PORTEOUS. My dear, you don't think I'd have let you bury yourself in Western Australia?
LADY KITTY. Or Barbadoes.
PORTEOUS. Never. It sounds like a cure for flat feet. I'd have kept you in London.
[ He picks up the album and is about to look at the photograph of LADY KITTY. She puts her hand over it.
LADY KITTY. No, don't look.
[ He takes her hand away.
PORTEOUS. Don't be so silly.
LADY KITTY. Isn't it hateful to grow old?
PORTEOUS. You know, you haven't changed much.

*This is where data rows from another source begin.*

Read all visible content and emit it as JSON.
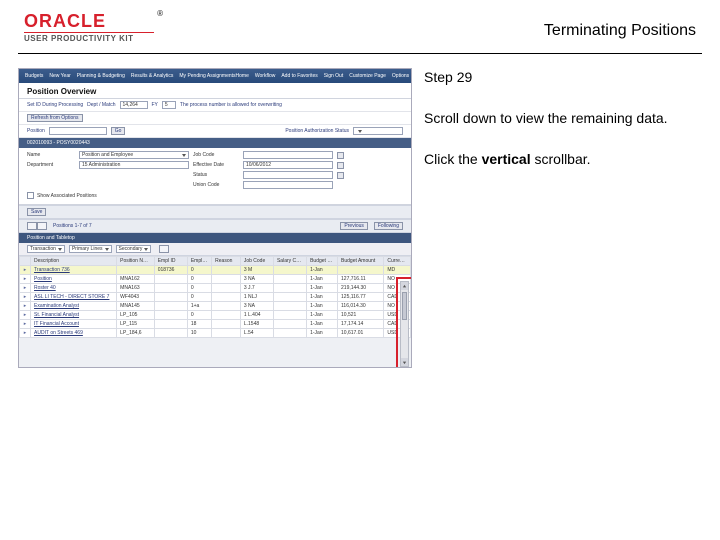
{
  "header": {
    "brand": "ORACLE",
    "product_line": "USER PRODUCTIVITY KIT",
    "title": "Terminating Positions"
  },
  "instructions": {
    "step_label": "Step 29",
    "line1": "Scroll down to view the remaining data.",
    "line2_pre": "Click the ",
    "line2_bold": "vertical",
    "line2_post": " scrollbar."
  },
  "app": {
    "topbar": {
      "left": [
        "Budgets",
        "New Year",
        "Planning & Budgeting",
        "Results & Analytics",
        "My Pending Assignments"
      ],
      "right": [
        "Home",
        "Workflow",
        "Add to Favorites",
        "Sign Out",
        "Customize Page",
        "Options"
      ]
    },
    "page_title": "Position Overview",
    "row1": {
      "setid_label": "Set ID During Processing",
      "dept_label": "Dept / Match",
      "dept_value": "14,264",
      "fy_label": "FY",
      "fy_value": "5",
      "hint": "The process number is allowed for overwriting"
    },
    "refresh_label": "Refresh from Options",
    "row2": {
      "position_label": "Position",
      "go_label": "Go",
      "auth_label": "Position Authorization Status"
    },
    "band1": "002010093 - POSY0020443",
    "details": {
      "name_label": "Name",
      "name_value": "Position and Employee",
      "job_label": "Job Code",
      "job_value": "",
      "dept_label": "Department",
      "dept_value": "15 Administration",
      "eff_label": "Effective Date",
      "eff_value": "10/06/2012",
      "status_label": "Status",
      "status_value": "",
      "union_label": "Union Code",
      "union_value": "",
      "chk_commit": "Show Associated Positions"
    },
    "toolbar": {
      "save_label": "Save",
      "find_label": "Positions   1-7 of 7",
      "prev_label": "Previous",
      "next_label": "Following"
    },
    "band2": "Position and Tabletop",
    "grid_filters": {
      "dropdown1": "Transaction",
      "dropdown2": "Primary Lines",
      "dropdown3": "Secondary"
    },
    "columns": [
      "",
      "Description",
      "Position Number",
      "Empl ID",
      "Empl Rcd",
      "Reason",
      "Job Code",
      "Salary Code",
      "Budget Only",
      "Budget Amount",
      "Currency"
    ],
    "rows": [
      {
        "sel": true,
        "desc": "Transaction 736",
        "pos": "",
        "emp": "018736",
        "rcd": "0",
        "reason": "",
        "job": "3   M",
        "sal": "",
        "bonly": "1-Jan",
        "bamt": "",
        "cur": "MD"
      },
      {
        "sel": false,
        "desc": "Position",
        "pos": "MNA162",
        "emp": "",
        "rcd": "0",
        "reason": "",
        "job": "3   NA",
        "sal": "",
        "bonly": "1-Jan",
        "bamt": "127,716.11",
        "cur": "NO"
      },
      {
        "sel": false,
        "desc": "Roster 40",
        "pos": "MNA163",
        "emp": "",
        "rcd": "0",
        "reason": "",
        "job": "3   J.7",
        "sal": "",
        "bonly": "1-Jan",
        "bamt": "219,144.30",
        "cur": "NO"
      },
      {
        "sel": false,
        "desc": "ASL LI TECH - DIRECT STORE 7",
        "pos": "WF4043",
        "emp": "",
        "rcd": "0",
        "reason": "",
        "job": "1   NLJ",
        "sal": "",
        "bonly": "1-Jan",
        "bamt": "125,116.77",
        "cur": "CAD"
      },
      {
        "sel": false,
        "desc": "Examination Analyst",
        "pos": "MNA145",
        "emp": "",
        "rcd": "1+a",
        "reason": "",
        "job": "3   NA",
        "sal": "",
        "bonly": "1-Jan",
        "bamt": "116,014.30",
        "cur": "NO"
      },
      {
        "sel": false,
        "desc": "St. Financial Analyst",
        "pos": "LP_105",
        "emp": "",
        "rcd": "0",
        "reason": "",
        "job": "1   L.404",
        "sal": "",
        "bonly": "1-Jan",
        "bamt": "10,521",
        "cur": "USD"
      },
      {
        "sel": false,
        "desc": "IT Financial Account",
        "pos": "LP_115",
        "emp": "",
        "rcd": "18",
        "reason": "",
        "job": "L.1548",
        "sal": "",
        "bonly": "1-Jan",
        "bamt": "17,174.14",
        "cur": "CAD"
      },
      {
        "sel": false,
        "desc": "AUDIT on Streets 469",
        "pos": "LP_184,6",
        "emp": "",
        "rcd": "10",
        "reason": "",
        "job": "L.54",
        "sal": "",
        "bonly": "1-Jan",
        "bamt": "10,617.01",
        "cur": "USD"
      }
    ]
  }
}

LADY KITTY. [ Enchanted. ] Oh, Hughie, how can you talk such nonsense?
PORTEOUS. Of course you're a little more mature, but that's all. A woman's all the better for being rather mature.
LADY KITTY. Do you really think that?
PORTEOUS. Upon my soul I do.
LADY KITTY. You're not saying it just to please me?
PORTEOUS. No, no.
LADY KITTY. Let me look at the photograph again.
[ She takes the album and looks at the photograph complacently.
The fact is, if your bones are good, age doesn't really matter. You'll always be beautiful.
PORTEOUS. [ With a little smile, almost as if he were talking to a child. ] It was silly of you to cry.